Here is the information from the scale. Hope this helps. Right and left leg muscle standard ratio: 88.7%, and muscle mass: 13.8 lbs (this part was cut out of the attachment). It has my health age higher than my actual age. I'm not sure if I should be concerned about that or if it's accurate. ?

Hi ,

I use 5 lb dumbbells and 20 lb resistance bands.

I've only done the cardio videos on Day 3 that are in that section. Should I add other bodyweight cardio videos for the other days when I'm not doing lower body? I  go walking the days I do upper body.

I have a body composition scale. I started with a BMI of 29.8, bone mass of 5.0, and visceral fat of 15.

Now, my BMI is 28.6, my bone mass is 5.0, and my visceral fat is 14. I've never been able to get these numbers lower, so it would be great to see some change.

My goal is to increase muscle mass and decrease visceral fat to change my body composition and appearance. 

Thanks for the added face exercises in your channel! I lost 15 pounds a couple of years ago, and developed some wrinkles on my neck and a bit of sagging in my lower jaw. I really don't want to lose any more weight.

My measurements are: hips - 42 in, waist - 34 in, thighs - 26 , and arms - 12.5 in. I'd like to lose one inch from my waist and thighs but keep my hips.LOL 

Posted

20 Apr 14:06

Hi Joey, I've been following the program for nine weeks and have seen good results when it comes to strength and toning in some areas . I'm currently on the six-day intermediate schedule.

When would you recommend I adjust my schedule to continue or add specific videos for making progress?

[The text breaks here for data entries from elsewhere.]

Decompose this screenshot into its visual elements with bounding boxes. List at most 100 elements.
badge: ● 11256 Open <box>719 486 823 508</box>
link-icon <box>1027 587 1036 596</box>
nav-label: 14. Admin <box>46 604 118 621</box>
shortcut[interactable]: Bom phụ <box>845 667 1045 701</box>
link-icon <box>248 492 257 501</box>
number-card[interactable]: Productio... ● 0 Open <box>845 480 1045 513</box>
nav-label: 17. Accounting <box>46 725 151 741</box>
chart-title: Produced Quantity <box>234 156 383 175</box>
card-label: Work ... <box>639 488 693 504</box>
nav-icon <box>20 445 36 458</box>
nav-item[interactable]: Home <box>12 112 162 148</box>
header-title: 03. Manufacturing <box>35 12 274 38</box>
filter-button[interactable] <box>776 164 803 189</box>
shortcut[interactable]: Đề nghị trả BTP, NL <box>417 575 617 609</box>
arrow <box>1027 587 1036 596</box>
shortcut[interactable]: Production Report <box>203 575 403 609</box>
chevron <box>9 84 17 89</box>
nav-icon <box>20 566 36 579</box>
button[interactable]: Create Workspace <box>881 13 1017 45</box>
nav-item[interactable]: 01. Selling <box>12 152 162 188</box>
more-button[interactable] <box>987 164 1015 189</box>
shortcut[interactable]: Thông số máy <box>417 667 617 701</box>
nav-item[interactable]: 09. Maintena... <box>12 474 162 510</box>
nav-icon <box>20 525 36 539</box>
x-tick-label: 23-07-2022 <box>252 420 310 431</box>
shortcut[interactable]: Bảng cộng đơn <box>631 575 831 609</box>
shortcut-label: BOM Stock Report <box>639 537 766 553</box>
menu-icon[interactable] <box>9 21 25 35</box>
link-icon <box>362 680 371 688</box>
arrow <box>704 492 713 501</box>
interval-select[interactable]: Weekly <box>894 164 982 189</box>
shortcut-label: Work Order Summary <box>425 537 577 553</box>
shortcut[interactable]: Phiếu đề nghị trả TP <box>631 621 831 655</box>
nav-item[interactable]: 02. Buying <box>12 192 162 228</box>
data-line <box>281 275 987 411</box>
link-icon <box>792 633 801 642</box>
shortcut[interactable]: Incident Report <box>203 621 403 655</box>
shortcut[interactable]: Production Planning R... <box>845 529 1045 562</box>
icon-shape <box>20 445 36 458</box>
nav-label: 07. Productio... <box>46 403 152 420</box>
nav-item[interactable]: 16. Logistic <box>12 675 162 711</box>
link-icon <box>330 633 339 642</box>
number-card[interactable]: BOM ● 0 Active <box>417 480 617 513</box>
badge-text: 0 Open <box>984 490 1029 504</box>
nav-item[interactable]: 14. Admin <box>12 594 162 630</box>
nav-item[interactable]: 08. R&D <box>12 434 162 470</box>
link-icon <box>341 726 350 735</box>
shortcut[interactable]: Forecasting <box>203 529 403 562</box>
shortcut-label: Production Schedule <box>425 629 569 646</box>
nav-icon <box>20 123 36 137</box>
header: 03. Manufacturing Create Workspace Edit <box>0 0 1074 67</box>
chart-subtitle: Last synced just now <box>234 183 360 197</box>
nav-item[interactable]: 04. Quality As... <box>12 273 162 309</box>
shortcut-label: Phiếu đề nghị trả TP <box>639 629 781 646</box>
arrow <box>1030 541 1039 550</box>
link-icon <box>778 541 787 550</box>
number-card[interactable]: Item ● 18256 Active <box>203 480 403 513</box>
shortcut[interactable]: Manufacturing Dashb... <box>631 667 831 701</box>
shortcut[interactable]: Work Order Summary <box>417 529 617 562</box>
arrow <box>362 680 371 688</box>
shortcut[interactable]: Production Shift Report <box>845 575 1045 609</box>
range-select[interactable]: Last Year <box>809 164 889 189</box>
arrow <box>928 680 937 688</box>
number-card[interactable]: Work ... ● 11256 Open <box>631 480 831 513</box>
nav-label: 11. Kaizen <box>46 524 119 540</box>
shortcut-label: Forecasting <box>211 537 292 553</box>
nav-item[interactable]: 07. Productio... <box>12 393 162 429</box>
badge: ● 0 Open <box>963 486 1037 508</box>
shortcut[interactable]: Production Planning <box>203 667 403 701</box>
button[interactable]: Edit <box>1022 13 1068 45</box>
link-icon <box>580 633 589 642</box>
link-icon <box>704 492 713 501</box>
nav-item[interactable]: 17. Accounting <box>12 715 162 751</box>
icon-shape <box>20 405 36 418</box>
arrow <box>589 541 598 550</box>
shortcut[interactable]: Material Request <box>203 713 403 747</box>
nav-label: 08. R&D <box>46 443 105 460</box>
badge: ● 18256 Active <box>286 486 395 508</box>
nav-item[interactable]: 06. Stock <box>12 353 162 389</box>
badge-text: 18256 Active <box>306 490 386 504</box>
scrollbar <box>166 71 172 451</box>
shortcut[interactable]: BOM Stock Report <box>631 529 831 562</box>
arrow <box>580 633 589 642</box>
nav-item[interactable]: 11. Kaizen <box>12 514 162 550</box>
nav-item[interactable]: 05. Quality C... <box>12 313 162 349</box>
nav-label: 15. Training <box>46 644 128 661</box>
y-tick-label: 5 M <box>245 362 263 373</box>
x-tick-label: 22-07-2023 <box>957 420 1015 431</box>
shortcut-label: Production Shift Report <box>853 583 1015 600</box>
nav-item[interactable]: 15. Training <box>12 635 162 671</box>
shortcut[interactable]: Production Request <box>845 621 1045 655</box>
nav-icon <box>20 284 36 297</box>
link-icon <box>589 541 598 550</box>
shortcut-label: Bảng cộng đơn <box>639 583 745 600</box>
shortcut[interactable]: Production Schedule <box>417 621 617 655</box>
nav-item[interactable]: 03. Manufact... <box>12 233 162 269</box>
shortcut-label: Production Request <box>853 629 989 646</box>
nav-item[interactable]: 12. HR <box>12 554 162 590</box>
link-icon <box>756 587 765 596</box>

My biggest concern is on reducing the appearance of cellulite, and I've seen very little progress with it. My main areas of focus are my lower body, especially my inner thighs and my upper arms ("bat wings," as you put it). I wear shorts and sleeveless shirts all the time and really love to see results.

How long do you think it typically takes to see a significant difference in these areas, and how many healthy carbohydrates do you recommend I consume daily to gain muscle tone but not fat?